Koopman Representations for Non-Vanishing Time Intervals: An Optimization Approach and Sampling Effects

TL;DR

This paper introduces an optimization-based method for learning Koopman eigenfunctions from data sampled at arbitrary intervals, highlighting sampling effects like aliasing and phase cancellation.

Contribution

It formulates Koopman eigenfunction learning as an optimization problem that accounts for sampling effects, revealing aliasing limits and benefits of irregular sampling.

Findings

Irregular sampling can break aliasing and aid in spectrum recovery.

The proposed method outperforms generator extended DMD at large regular intervals.

Phase alignment near true frequencies creates optimization challenges.

Abstract

Koopman operator theory is a key tool in data assimilation of complex dynamical systems, with the potential to be applied to multimodal data.

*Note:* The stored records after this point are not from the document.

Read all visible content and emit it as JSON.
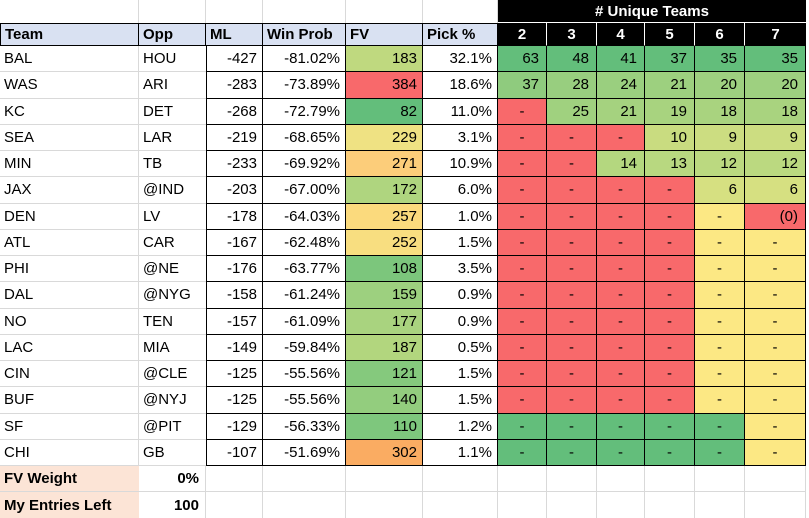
{
  "title_row": {
    "unique_teams_label": "# Unique Teams"
  },
  "columns": {
    "team": "Team",
    "opp": "Opp",
    "ml": "ML",
    "win_prob": "Win Prob",
    "fv": "FV",
    "pick": "Pick %",
    "unique": [
      "2",
      "3",
      "4",
      "5",
      "6",
      "7"
    ]
  },
  "colors": {
    "header_bg": "#D9E1F2",
    "unique_header_bg": "#000000",
    "footer_label_bg": "#FCE4D6",
    "scale_red": "#F8696B",
    "scale_yellow": "#FCE884",
    "scale_green": "#63BE7B",
    "gridline": "#D9D9D9"
  },
  "rows": [
    {
      "team": "BAL",
      "opp": "HOU",
      "ml": "-427",
      "win_prob": "-81.02%",
      "fv": "183",
      "fv_color": "#BFD97F",
      "pick": "32.1%",
      "unique": [
        {
          "v": "63",
          "c": "#63BE7B"
        },
        {
          "v": "48",
          "c": "#63BE7B"
        },
        {
          "v": "41",
          "c": "#63BE7B"
        },
        {
          "v": "37",
          "c": "#63BE7B"
        },
        {
          "v": "35",
          "c": "#63BE7B"
        },
        {
          "v": "35",
          "c": "#63BE7B"
        }
      ]
    },
    {
      "team": "WAS",
      "opp": "ARI",
      "ml": "-283",
      "win_prob": "-73.89%",
      "fv": "384",
      "fv_color": "#F8696B",
      "pick": "18.6%",
      "unique": [
        {
          "v": "37",
          "c": "#8FCB7E"
        },
        {
          "v": "28",
          "c": "#98CE7F"
        },
        {
          "v": "24",
          "c": "#9ACF7F"
        },
        {
          "v": "21",
          "c": "#9DD07F"
        },
        {
          "v": "20",
          "c": "#9ED080"
        },
        {
          "v": "20",
          "c": "#9ED080"
        }
      ]
    },
    {
      "team": "KC",
      "opp": "DET",
      "ml": "-268",
      "win_prob": "-72.79%",
      "fv": "82",
      "fv_color": "#63BE7B",
      "pick": "11.0%",
      "unique": [
        {
          "v": "-",
          "c": "#F8696B"
        },
        {
          "v": "25",
          "c": "#A0D17F"
        },
        {
          "v": "21",
          "c": "#A5D27F"
        },
        {
          "v": "19",
          "c": "#A8D37F"
        },
        {
          "v": "18",
          "c": "#A9D37F"
        },
        {
          "v": "18",
          "c": "#A9D37F"
        }
      ]
    },
    {
      "team": "SEA",
      "opp": "LAR",
      "ml": "-219",
      "win_prob": "-68.65%",
      "fv": "229",
      "fv_color": "#EFE283",
      "pick": "3.1%",
      "unique": [
        {
          "v": "-",
          "c": "#F8696B"
        },
        {
          "v": "-",
          "c": "#F8696B"
        },
        {
          "v": "-",
          "c": "#F8696B"
        },
        {
          "v": "10",
          "c": "#C9DC80"
        },
        {
          "v": "9",
          "c": "#CCDD81"
        },
        {
          "v": "9",
          "c": "#CCDD81"
        }
      ]
    },
    {
      "team": "MIN",
      "opp": "TB",
      "ml": "-233",
      "win_prob": "-69.92%",
      "fv": "271",
      "fv_color": "#FCCD7A",
      "pick": "10.9%",
      "unique": [
        {
          "v": "-",
          "c": "#F8696B"
        },
        {
          "v": "-",
          "c": "#F8696B"
        },
        {
          "v": "14",
          "c": "#B4D77F"
        },
        {
          "v": "13",
          "c": "#B8D880"
        },
        {
          "v": "12",
          "c": "#BBD980"
        },
        {
          "v": "12",
          "c": "#BBD980"
        }
      ]
    },
    {
      "team": "JAX",
      "opp": "@IND",
      "ml": "-203",
      "win_prob": "-67.00%",
      "fv": "172",
      "fv_color": "#AFD57F",
      "pick": "6.0%",
      "unique": [
        {
          "v": "-",
          "c": "#F8696B"
        },
        {
          "v": "-",
          "c": "#F8696B"
        },
        {
          "v": "-",
          "c": "#F8696B"
        },
        {
          "v": "-",
          "c": "#F8696B"
        },
        {
          "v": "6",
          "c": "#D6E081"
        },
        {
          "v": "6",
          "c": "#D6E081"
        }
      ]
    },
    {
      "team": "DEN",
      "opp": "LV",
      "ml": "-178",
      "win_prob": "-64.03%",
      "fv": "257",
      "fv_color": "#FBDA7D",
      "pick": "1.0%",
      "unique": [
        {
          "v": "-",
          "c": "#F8696B"
        },
        {
          "v": "-",
          "c": "#F8696B"
        },
        {
          "v": "-",
          "c": "#F8696B"
        },
        {
          "v": "-",
          "c": "#F8696B"
        },
        {
          "v": "-",
          "c": "#FCE884"
        },
        {
          "v": "(0)",
          "c": "#F8696B"
        }
      ]
    },
    {
      "team": "ATL",
      "opp": "CAR",
      "ml": "-167",
      "win_prob": "-62.48%",
      "fv": "252",
      "fv_color": "#F8DE80",
      "pick": "1.5%",
      "unique": [
        {
          "v": "-",
          "c": "#F8696B"
        },
        {
          "v": "-",
          "c": "#F8696B"
        },
        {
          "v": "-",
          "c": "#F8696B"
        },
        {
          "v": "-",
          "c": "#F8696B"
        },
        {
          "v": "-",
          "c": "#FCE884"
        },
        {
          "v": "-",
          "c": "#FCE884"
        }
      ]
    },
    {
      "team": "PHI",
      "opp": "@NE",
      "ml": "-176",
      "win_prob": "-63.77%",
      "fv": "108",
      "fv_color": "#7CC67C",
      "pick": "3.5%",
      "unique": [
        {
          "v": "-",
          "c": "#F8696B"
        },
        {
          "v": "-",
          "c": "#F8696B"
        },
        {
          "v": "-",
          "c": "#F8696B"
        },
        {
          "v": "-",
          "c": "#F8696B"
        },
        {
          "v": "-",
          "c": "#FCE884"
        },
        {
          "v": "-",
          "c": "#FCE884"
        }
      ]
    },
    {
      "team": "DAL",
      "opp": "@NYG",
      "ml": "-158",
      "win_prob": "-61.24%",
      "fv": "159",
      "fv_color": "#9DD07F",
      "pick": "0.9%",
      "unique": [
        {
          "v": "-",
          "c": "#F8696B"
        },
        {
          "v": "-",
          "c": "#F8696B"
        },
        {
          "v": "-",
          "c": "#F8696B"
        },
        {
          "v": "-",
          "c": "#F8696B"
        },
        {
          "v": "-",
          "c": "#FCE884"
        },
        {
          "v": "-",
          "c": "#FCE884"
        }
      ]
    },
    {
      "team": "NO",
      "opp": "TEN",
      "ml": "-157",
      "win_prob": "-61.09%",
      "fv": "177",
      "fv_color": "#A9D37F",
      "pick": "0.9%",
      "unique": [
        {
          "v": "-",
          "c": "#F8696B"
        },
        {
          "v": "-",
          "c": "#F8696B"
        },
        {
          "v": "-",
          "c": "#F8696B"
        },
        {
          "v": "-",
          "c": "#F8696B"
        },
        {
          "v": "-",
          "c": "#FCE884"
        },
        {
          "v": "-",
          "c": "#FCE884"
        }
      ]
    },
    {
      "team": "LAC",
      "opp": "MIA",
      "ml": "-149",
      "win_prob": "-59.84%",
      "fv": "187",
      "fv_color": "#B2D67E",
      "pick": "0.5%",
      "unique": [
        {
          "v": "-",
          "c": "#F8696B"
        },
        {
          "v": "-",
          "c": "#F8696B"
        },
        {
          "v": "-",
          "c": "#F8696B"
        },
        {
          "v": "-",
          "c": "#F8696B"
        },
        {
          "v": "-",
          "c": "#FCE884"
        },
        {
          "v": "-",
          "c": "#FCE884"
        }
      ]
    },
    {
      "team": "CIN",
      "opp": "@CLE",
      "ml": "-125",
      "win_prob": "-55.56%",
      "fv": "121",
      "fv_color": "#85C97D",
      "pick": "1.5%",
      "unique": [
        {
          "v": "-",
          "c": "#F8696B"
        },
        {
          "v": "-",
          "c": "#F8696B"
        },
        {
          "v": "-",
          "c": "#F8696B"
        },
        {
          "v": "-",
          "c": "#F8696B"
        },
        {
          "v": "-",
          "c": "#FCE884"
        },
        {
          "v": "-",
          "c": "#FCE884"
        }
      ]
    },
    {
      "team": "BUF",
      "opp": "@NYJ",
      "ml": "-125",
      "win_prob": "-55.56%",
      "fv": "140",
      "fv_color": "#93CD7E",
      "pick": "1.5%",
      "unique": [
        {
          "v": "-",
          "c": "#F8696B"
        },
        {
          "v": "-",
          "c": "#F8696B"
        },
        {
          "v": "-",
          "c": "#F8696B"
        },
        {
          "v": "-",
          "c": "#F8696B"
        },
        {
          "v": "-",
          "c": "#FCE884"
        },
        {
          "v": "-",
          "c": "#FCE884"
        }
      ]
    },
    {
      "team": "SF",
      "opp": "@PIT",
      "ml": "-129",
      "win_prob": "-56.33%",
      "fv": "110",
      "fv_color": "#7EC77D",
      "pick": "1.2%",
      "unique": [
        {
          "v": "-",
          "c": "#63BE7B"
        },
        {
          "v": "-",
          "c": "#63BE7B"
        },
        {
          "v": "-",
          "c": "#63BE7B"
        },
        {
          "v": "-",
          "c": "#63BE7B"
        },
        {
          "v": "-",
          "c": "#63BE7B"
        },
        {
          "v": "-",
          "c": "#FCE884"
        }
      ]
    },
    {
      "team": "CHI",
      "opp": "GB",
      "ml": "-107",
      "win_prob": "-51.69%",
      "fv": "302",
      "fv_color": "#FAAC62",
      "pick": "1.1%",
      "unique": [
        {
          "v": "-",
          "c": "#63BE7B"
        },
        {
          "v": "-",
          "c": "#63BE7B"
        },
        {
          "v": "-",
          "c": "#63BE7B"
        },
        {
          "v": "-",
          "c": "#63BE7B"
        },
        {
          "v": "-",
          "c": "#63BE7B"
        },
        {
          "v": "-",
          "c": "#FCE884"
        }
      ]
    }
  ],
  "footer": [
    {
      "label": "FV Weight",
      "value": "0%"
    },
    {
      "label": "My Entries Left",
      "value": "100"
    }
  ]
}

We formulate the problem of learning Koopman eigenfunctions from observations at arbitrary, possibly non-vanishing, time intervals as an optimization problem. Analysis of the formulation reveals aliasing induced by oscillatory dynamics and the sampling pattern, making an inherent identifiability limit explicit. The analysis also uncovers phase alignment near the true Koopman frequency, which creates a steep loss valley and demands careful optimization. We further show that irregular sampling can break aliasing and lead to phase cancellation. Numerical results demonstrate the efficacy of the proposed method under large regular time intervals compared to generator extended dynamic mode decomposition, and support the idea that irregular sampling can help recover the true Koopman spectrum.